To investigate the electrophysiological effects of propranolol in vivo over a wide range of plasma concentrations and to distinguish effects due to beta-blockade from those due to a direct membrane action, His bundle electrograms were recorded, and ventricular effective refractory periods (VERP) and monophasic action potential duration (MAP) were measured in anesthetized control dogs and in dogs given three graded infusions of d- or dl-propranolol. Dogs were excluded if the plasma concentrations attained did not fall in predefined ranges of 25--125, 125--700, and 700--3,000 ng/ml. Isoproterenol sensitivity tests were performed to determine the relative beta-blocking potency of the isomers at the three concentration ranges. The highest concentration of d-propranolol had approximately the same beta-blocking potency as the lowest concentration of dl-propranolol.
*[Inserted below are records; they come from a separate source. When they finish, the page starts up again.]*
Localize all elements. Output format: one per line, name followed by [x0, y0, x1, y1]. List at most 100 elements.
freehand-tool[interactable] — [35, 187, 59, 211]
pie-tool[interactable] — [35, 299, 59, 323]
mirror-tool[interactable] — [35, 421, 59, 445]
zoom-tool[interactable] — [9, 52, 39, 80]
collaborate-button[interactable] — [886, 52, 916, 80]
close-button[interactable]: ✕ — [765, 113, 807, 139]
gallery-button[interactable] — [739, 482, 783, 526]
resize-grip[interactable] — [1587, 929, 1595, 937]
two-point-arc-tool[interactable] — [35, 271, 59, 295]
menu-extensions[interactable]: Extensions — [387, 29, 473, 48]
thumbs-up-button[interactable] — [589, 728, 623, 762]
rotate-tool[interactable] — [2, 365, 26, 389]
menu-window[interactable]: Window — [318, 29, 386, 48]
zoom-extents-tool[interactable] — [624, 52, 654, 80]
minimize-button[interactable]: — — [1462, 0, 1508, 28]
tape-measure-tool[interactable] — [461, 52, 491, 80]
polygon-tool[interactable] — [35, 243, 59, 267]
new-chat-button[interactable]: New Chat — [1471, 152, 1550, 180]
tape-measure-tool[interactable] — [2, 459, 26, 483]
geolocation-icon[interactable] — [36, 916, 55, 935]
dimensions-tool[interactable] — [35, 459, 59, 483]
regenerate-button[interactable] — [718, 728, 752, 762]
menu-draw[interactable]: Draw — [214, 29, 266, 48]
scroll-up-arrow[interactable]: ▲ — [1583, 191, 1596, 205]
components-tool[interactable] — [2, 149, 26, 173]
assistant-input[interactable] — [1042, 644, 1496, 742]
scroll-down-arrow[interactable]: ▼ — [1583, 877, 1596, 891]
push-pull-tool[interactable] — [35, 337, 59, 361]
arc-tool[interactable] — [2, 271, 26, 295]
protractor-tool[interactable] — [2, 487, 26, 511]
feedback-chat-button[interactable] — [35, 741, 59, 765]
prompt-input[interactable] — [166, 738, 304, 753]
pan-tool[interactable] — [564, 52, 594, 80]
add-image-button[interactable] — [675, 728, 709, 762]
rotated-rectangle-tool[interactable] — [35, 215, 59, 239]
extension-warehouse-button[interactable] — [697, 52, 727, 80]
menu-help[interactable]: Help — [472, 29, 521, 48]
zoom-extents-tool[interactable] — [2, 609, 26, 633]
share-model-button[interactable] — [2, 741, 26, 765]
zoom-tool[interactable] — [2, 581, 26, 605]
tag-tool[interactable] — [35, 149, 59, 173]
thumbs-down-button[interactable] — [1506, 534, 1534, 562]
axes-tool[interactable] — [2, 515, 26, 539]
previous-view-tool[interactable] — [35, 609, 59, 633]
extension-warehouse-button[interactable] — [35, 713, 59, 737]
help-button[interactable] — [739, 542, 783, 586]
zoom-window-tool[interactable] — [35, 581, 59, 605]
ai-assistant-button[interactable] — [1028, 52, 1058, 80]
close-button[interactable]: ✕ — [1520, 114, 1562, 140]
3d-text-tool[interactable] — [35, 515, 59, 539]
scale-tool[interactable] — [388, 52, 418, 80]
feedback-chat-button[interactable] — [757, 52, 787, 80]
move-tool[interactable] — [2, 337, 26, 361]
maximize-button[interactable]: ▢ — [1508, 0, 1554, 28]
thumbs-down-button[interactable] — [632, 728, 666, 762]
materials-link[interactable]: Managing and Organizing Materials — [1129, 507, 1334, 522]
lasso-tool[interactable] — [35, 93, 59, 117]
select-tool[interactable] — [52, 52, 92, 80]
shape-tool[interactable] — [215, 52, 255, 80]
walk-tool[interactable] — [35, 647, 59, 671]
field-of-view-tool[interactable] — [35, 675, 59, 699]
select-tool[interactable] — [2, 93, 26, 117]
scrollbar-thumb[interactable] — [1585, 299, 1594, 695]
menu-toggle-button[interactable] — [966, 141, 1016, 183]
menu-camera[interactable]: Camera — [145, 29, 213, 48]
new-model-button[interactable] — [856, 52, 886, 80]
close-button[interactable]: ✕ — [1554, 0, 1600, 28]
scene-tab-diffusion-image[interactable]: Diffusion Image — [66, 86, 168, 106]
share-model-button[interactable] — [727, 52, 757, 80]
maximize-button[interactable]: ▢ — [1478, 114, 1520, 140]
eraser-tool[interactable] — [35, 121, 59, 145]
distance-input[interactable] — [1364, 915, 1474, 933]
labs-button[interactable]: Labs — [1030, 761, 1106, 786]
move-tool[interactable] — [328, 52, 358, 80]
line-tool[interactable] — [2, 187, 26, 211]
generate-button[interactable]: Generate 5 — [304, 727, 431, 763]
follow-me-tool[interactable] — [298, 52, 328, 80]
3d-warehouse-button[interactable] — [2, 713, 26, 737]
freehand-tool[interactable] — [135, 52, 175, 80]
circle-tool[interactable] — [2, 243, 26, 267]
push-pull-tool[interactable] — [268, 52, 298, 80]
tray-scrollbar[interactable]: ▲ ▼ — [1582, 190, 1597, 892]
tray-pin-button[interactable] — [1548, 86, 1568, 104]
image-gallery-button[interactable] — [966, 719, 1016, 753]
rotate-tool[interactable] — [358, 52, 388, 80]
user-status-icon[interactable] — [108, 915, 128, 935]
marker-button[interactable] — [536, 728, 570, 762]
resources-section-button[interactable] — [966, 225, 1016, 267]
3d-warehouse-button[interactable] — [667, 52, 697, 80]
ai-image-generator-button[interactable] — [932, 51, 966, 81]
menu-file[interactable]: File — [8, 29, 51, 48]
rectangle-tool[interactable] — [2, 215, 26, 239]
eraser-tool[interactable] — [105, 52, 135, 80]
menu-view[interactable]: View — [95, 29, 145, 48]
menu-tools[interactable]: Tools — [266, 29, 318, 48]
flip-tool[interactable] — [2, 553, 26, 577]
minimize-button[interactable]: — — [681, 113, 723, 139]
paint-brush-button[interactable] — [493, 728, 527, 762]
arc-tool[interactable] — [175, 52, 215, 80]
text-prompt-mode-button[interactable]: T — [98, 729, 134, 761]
Mean AH and HV intervals in the His bundle electrogram increased with the concentration of dl-propranolol, and the increase was greater than with d-propranolol (p less than 0.03) at the first and second concentration steps but not significantly different at the highest concentrations of d- and dl-propranolol. VERP and MAP increased directly with concentration of d- and dl-propranolol. Although the mean increases of VERP and MAP tended to be greater in the dl-propranolol group, the differences between d- and dl-propranolol were not statistically significant at any concentration. We conclude that prolongations of atrioventricular and His-Purkinje conduction are stereospecific responses and are due to beta-blockade. The specific mechanism for the prolongation of ventricular repolarization and refractoriness are effects of propranolol that could not be definitively classified in this study.